Each external request is assigned a unique ID and tracked as it flows from one service to another on a centralized server that provides visualization and analysis. Distributed tracing servers include Zipkin, Jaeger, OpenTracing, OpenCensus, New Relic, etc.

Application Metrics Pattern

Monitoring and alerting are key components of the production environment. Monitoring systems gather metrics that provide critical information about an application’s health from all parts of its technology stack. The metrics range from infrastructure-level metrics such as CPU, memory, and disk utilization to application-level metrics such as service request latency and a number of requests processed.

Metrics are the responsibility of the service developer in two ways. They must first instrument their service to collect metrics about its behavior. Second, they must expose those service metrics, as well as metrics from the JVM and application framework, to the metric server. The application metrics service can be like the AWS CloudWatch service or Prometheus server which polls endpoints to retrieve metrics. Grafana, a data visualization tool, can be used to view metrics once they are in Prometheus.

Exception Tracking Pattern

When an exception is logged by a service, it’s important to identify the cause. Exceptions indicate a problem or a programming error. Logs are traditionally used to view exceptions. You could even configure the logging server to alert you if an exception is logged in the log file. This has several drawbacks, however:

Log files consist of single-line log entries, while exceptions have multiple lines.
In log files, there is no mechanism to track the resolution of exceptions. You would need to manually copy/paste the exception into the issue tracker.
There’s no way to automatically treat duplicate exceptions as one.

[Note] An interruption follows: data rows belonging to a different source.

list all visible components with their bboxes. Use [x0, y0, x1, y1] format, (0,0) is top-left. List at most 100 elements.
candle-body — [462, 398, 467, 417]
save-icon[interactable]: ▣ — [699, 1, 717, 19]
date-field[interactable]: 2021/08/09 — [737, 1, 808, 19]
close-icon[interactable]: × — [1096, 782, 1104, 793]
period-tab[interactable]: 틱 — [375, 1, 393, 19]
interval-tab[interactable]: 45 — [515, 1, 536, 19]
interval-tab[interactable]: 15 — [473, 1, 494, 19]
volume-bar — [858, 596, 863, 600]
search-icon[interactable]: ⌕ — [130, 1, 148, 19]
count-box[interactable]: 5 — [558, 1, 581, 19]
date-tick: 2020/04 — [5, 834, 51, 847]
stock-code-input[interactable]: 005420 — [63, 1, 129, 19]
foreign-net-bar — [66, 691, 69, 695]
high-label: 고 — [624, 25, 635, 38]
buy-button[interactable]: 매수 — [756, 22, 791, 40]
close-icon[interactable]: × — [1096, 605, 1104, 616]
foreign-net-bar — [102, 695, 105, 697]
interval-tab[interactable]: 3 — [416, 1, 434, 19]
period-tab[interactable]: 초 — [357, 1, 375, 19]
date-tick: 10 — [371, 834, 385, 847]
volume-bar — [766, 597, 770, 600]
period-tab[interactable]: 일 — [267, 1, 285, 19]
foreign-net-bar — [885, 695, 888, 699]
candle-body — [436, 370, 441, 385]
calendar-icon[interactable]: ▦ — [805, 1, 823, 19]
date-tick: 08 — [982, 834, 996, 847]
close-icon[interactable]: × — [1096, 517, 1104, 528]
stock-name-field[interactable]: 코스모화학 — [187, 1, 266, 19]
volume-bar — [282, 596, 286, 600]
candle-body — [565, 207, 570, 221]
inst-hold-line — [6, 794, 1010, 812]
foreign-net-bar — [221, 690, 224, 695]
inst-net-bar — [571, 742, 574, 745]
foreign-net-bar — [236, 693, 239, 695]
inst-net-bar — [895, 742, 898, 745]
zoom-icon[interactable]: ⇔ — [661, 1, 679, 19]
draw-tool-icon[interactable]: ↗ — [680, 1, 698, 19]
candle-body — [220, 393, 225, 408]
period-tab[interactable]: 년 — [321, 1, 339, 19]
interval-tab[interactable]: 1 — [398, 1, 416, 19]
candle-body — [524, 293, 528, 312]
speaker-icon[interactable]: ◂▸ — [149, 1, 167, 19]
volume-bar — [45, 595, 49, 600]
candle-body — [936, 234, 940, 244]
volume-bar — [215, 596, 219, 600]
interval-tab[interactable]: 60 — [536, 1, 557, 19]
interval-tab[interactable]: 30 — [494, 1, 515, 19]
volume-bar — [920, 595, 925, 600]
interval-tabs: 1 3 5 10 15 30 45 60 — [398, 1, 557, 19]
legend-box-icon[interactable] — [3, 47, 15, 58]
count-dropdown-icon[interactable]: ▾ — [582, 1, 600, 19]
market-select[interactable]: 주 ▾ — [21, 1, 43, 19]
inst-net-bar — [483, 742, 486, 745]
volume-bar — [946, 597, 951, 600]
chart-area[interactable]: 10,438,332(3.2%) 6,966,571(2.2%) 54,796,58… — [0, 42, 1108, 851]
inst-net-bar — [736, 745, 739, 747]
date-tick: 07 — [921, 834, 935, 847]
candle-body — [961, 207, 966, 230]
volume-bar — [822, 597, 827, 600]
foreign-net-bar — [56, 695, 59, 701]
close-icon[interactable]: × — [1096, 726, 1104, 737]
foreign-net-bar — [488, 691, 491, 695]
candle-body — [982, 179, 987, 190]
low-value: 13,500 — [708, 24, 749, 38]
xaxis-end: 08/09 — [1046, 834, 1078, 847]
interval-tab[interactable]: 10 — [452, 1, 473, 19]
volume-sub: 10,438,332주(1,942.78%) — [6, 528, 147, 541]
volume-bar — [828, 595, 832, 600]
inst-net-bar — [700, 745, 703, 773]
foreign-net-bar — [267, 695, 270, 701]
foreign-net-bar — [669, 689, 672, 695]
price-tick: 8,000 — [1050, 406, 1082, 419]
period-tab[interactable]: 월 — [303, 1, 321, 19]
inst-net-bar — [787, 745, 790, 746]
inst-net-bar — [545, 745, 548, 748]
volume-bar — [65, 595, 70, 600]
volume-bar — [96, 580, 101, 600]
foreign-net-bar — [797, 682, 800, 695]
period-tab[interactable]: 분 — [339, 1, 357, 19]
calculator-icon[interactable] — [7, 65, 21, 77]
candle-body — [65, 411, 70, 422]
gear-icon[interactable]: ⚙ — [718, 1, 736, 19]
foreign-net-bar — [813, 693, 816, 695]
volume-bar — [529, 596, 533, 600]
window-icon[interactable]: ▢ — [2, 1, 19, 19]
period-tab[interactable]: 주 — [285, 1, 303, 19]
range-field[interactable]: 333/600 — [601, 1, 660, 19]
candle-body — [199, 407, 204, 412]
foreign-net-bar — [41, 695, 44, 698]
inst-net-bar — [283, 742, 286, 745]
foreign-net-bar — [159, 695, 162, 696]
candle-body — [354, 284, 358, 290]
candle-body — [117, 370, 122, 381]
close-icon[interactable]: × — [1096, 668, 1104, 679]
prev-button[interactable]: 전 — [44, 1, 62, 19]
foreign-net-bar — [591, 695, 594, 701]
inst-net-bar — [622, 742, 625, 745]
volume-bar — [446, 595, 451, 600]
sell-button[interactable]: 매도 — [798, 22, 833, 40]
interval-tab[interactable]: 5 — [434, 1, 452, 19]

Exception tracking services are a better approach. Services report exceptions to a centralized service, which de-duplicates exceptions, generates alerts, and manages exception management. Exception tracking services like Honeybadger and Sentry are available.

Audit Logging Pattern

Each user’s actions are recorded by audit logging. Typically, audit logs are used to provide customer support, ensure compliance, and detect suspicious activity. An audit log entry records the identity of the user, the action they performed, and the business object involved. The audit log is usually stored in a database table.

Audit logging can be implemented in a few different ways:

Add audit logging code to the business logic — Each service method can create an audit log entry and save it to the database.
Aspect-oriented programming (AOP) — You can define advice that intercepts every service method call and persists an audit log entry using an AOP framework, like Spring AOP.
Utilize event sourcing — Event sourcing by default provides an audit log for creating and updating operations.

By definition, observability patterns are not about logs, metrics, or traces, but about being data-driven during debugging and using the feedback to iterate on and improve the product.